JC Que critérios usou para
a escolha dos entrevistados?
FM Todos os entrevistados
representam, de alguma maneira, momentos inestimáveis da poesia contemporânea
em seus países. Representam muitos gêneros, estilos, escolas. O chileno Enrique
Gómez-Correa, ou o venezuelano Juan Calzadilla, ou o colombiano Fernando Charry
Lara foram, por exemplo, os fundadores de importantes movimentos literários em
seus países. Além disso, há a importância muito grande que alguns deles deram
ao ensaísmo e à tradução, como é o caso do peruano Javier Sologuren, ou o do
chileno Pedro Lastra, ou o do boliviano Eduardo Mitre. É a multiplicidade que
define a existência do poeta em nossa sociedade.
JC Esses poetas
consagrados confirmaram seu prestígio?
FM Tive mais confirmações
que desilusões. Tive, sim, algumas frustrações. O chileno Enrique Lihn, por
exemplo, às vésperas de nosso encontro, morreu. Não pude entrevistar o peruano
Emilio Adolfo Westphalen, que, ao lado de Cesar Moro, outro peruano que já morreu,
é um dos mais destacados nomes do movimento surrealista do Peru. Ele queria
receber-me, mas está muito velho, com problemas de saúde, e não foi possível.
JC Por que estamos tão
isolados da poesia da América hispânica?
FM Segundo alguns dos
entrevistados, o isolamento dá-se por causa da ineficiência das ações
diplomáticas de seus países. Outros acham que há um desinteresse mútuo,
expresso na frase “nós não nos interessamos por eles porque eles não se
interessam por nós”, o que, além de não resolver o problema, é um argumento
falho. Basta pensar que em alguns países como o México, o Peru e a Venezuela se
publicam coleções importantes de autores brasileiros.

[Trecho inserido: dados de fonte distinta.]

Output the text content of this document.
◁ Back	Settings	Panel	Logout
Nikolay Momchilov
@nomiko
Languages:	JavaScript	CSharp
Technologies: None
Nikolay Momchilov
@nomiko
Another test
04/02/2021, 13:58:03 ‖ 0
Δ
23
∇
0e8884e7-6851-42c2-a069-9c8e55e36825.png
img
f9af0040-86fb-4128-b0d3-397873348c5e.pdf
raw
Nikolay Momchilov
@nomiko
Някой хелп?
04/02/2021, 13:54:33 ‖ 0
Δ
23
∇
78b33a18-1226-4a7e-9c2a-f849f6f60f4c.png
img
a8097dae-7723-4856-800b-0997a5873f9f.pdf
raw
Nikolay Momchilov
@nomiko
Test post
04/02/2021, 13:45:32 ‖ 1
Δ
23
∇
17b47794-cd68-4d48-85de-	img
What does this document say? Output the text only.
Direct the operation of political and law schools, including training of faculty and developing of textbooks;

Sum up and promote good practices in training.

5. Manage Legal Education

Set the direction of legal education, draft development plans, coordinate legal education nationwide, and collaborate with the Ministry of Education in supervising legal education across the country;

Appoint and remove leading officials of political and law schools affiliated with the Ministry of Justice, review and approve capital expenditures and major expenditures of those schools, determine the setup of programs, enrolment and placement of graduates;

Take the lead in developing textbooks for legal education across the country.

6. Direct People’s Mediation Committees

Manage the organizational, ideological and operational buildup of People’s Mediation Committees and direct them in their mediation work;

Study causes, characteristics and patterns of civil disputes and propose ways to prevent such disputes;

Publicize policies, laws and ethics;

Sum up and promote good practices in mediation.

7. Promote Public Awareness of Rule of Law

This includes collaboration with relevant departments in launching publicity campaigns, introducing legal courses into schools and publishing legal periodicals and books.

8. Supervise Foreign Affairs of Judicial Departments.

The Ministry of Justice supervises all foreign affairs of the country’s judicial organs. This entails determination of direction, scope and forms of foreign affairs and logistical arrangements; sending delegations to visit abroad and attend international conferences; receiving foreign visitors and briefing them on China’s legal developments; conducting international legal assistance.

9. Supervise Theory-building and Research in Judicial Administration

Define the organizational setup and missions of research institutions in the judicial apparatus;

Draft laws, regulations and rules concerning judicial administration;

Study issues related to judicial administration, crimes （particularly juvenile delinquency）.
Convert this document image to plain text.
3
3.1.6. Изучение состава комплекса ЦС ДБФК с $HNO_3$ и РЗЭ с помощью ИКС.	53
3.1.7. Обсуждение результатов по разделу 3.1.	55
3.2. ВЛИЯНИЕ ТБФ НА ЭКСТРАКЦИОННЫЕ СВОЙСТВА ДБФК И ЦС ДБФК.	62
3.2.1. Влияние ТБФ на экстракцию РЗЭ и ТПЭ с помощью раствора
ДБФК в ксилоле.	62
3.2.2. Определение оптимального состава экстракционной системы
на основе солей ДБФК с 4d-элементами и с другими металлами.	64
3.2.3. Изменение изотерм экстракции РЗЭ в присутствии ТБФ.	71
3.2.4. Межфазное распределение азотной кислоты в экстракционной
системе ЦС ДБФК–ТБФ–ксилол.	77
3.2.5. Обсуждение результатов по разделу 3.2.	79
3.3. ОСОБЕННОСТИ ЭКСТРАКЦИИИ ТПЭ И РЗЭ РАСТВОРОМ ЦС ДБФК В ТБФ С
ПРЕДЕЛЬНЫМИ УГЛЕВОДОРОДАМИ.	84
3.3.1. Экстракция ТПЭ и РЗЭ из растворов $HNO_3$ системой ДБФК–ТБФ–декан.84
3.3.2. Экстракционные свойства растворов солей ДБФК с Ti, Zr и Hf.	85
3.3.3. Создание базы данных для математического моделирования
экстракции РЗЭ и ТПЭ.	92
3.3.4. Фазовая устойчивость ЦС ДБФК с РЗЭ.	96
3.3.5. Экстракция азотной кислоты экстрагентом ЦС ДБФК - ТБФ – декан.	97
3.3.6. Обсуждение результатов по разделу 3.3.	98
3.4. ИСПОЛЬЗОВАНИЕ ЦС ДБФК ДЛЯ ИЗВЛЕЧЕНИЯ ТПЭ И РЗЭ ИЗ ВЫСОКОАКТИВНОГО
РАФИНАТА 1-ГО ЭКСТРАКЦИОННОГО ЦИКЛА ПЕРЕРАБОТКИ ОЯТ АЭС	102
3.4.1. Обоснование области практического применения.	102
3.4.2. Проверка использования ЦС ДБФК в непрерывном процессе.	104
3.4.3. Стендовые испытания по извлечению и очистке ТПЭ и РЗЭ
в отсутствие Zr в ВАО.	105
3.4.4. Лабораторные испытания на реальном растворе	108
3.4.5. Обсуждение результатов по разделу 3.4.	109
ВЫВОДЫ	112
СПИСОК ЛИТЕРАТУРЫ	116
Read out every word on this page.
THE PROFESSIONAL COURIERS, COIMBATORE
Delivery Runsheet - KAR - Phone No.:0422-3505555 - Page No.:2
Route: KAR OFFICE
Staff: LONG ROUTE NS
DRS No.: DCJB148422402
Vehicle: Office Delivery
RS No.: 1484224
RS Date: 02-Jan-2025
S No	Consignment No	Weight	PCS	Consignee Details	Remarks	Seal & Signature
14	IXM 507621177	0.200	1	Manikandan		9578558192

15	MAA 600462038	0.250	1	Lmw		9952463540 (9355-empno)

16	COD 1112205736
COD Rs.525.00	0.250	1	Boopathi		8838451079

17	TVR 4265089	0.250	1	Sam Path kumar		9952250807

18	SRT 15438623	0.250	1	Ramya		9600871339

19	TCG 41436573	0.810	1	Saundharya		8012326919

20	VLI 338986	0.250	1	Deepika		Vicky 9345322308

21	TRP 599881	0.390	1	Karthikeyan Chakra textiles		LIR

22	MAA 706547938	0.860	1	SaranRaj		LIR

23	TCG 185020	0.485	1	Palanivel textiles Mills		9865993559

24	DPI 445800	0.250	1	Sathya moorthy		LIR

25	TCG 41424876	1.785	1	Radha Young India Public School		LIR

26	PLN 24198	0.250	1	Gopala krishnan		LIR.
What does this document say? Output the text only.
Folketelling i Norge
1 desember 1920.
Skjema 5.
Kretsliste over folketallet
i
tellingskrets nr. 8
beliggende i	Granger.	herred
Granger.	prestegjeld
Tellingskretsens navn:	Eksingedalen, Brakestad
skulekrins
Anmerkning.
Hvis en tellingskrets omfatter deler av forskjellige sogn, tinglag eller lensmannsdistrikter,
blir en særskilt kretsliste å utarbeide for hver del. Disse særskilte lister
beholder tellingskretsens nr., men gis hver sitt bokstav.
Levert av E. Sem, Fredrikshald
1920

A Biblioteca Ayacucho, da
Venezuela, por exemplo, tem um programa editorial com obras completas de autores
da a América Latina, entre eles vários brasileiros, como Drummond, José Lins do
Rego e Machado. Além do mais, há o mais inaceitável dos argumentos: o da falta
de mercado. A verdade é que não temos nenhum programa editorial para a
publicação da poesia hispano-americana. E os poucos poetas que chegam até nós,
chegam às vezes de forma bastante estranha. O argentino Enrique Molina, por
exemplo, entrou no Brasil por meio do único romance que escreveu, um romance
histórico! Ele morreu há dois ou três anos, deixando dez excelentes livros de
poesia, mas só conhecemos seu único romance, de menos importância. As editoras
parecem, às vezes, trabalhar às cegas.
JC Isso, provavelmente,
produz uma visão distorcida da poesia hispano-americana contemporânea.
FM Sim, há um
desconhecimento em relação ao que se passa lá fora e, em conseqüência, há, como
eu costumo chamar, um “desprograma” editorial. O nicaragüense Ernesto Cardenal,
bastante conhecido no Brasil, é, na verdade, um poeta de menor importância em
sua geração. Basta confrontar sua obra com a de Pablo Antonio Cuadra, um de
meus entrevistados em Escritura Conquistada, e também com a de Luiz Alberto
Cabrales, e se verá a diferença. E, no entanto, enquanto esses dois são
absolutamente desconhecidos no Brasil, já temos pelo menos uma antologia de
Cardenal em português. O mesmo se dá em relação ao Chile. Enquanto se
disseminam as traduções do pior Neruda, desconhecemos poetas como Pablo de
Rokha, Rosamel del Valle ou Humberto Dias Casanueva, que são da mesma geração
de Neruda e muito aclamados pela crítica chilena. Do mesmo modo, modernistas de
importância do mexicano Lopes Verlarde, ou do peruano José Maria Eguren, ou do
argentino Leopoldo Lugones, continuam desconhecidos no Brasil.
JC E quais seriam os
motivos de tantos enganos?
FM Não consigo encontrar
nada que justifique esse isolamento e esses enganos a não ser uma desprezível
tendência brasileira de considerar a América hispânica mais próxima do Terceiro
Mundo do que nós. O que é apenas um efeito cascata no âmbito do colonialismo
cultural. Nós somos uma nação sem paidea, desfigurada culturamente, e aí não
aceitamos que possa haver identidade na cultura peruana, na uruguaia, na
mexicana. E cometemos um grave erro. O importante seria que os escritores
brasileiros concordassem em discutir abertamente o que se passa conosco.
JC Não persistem também
zonas de isolamento interno? Apesar de todos os avanços das telecomunicações e
da informática, uma cidade como Fortaleza não está ainda culturalmente isolada?
FM A verdade é que só
temos dois grandes centros editoriais, São Paulo e Rio, e tudo o mais é
periferia. E o que se produz aqui só existe se desaguar e ecoar nesses dois
centros. É lamentável, mas é uma realidade. No caso cearense, por exemplo,
temos dois poetas que se poderia mencionar nacionalmente: Gerardo Mello Mourão
e Adriano Espínola. Mas ambos moram no Rio e, além disso, têm suas obras
editadas por grandes editoras do Rio ou de São Paulo, que fazem seus livros
existir. A publicação de um livro já não garante sua existência. Um livro só
existe quando é lido e para isso precisa ser distribuído. No caso do Ceará,
temos poetas como um Francisco Carvalho, e no passado tivemos José Albano e
Américo Facó, já mortos, que foram em seu tempo nomes de grande importância.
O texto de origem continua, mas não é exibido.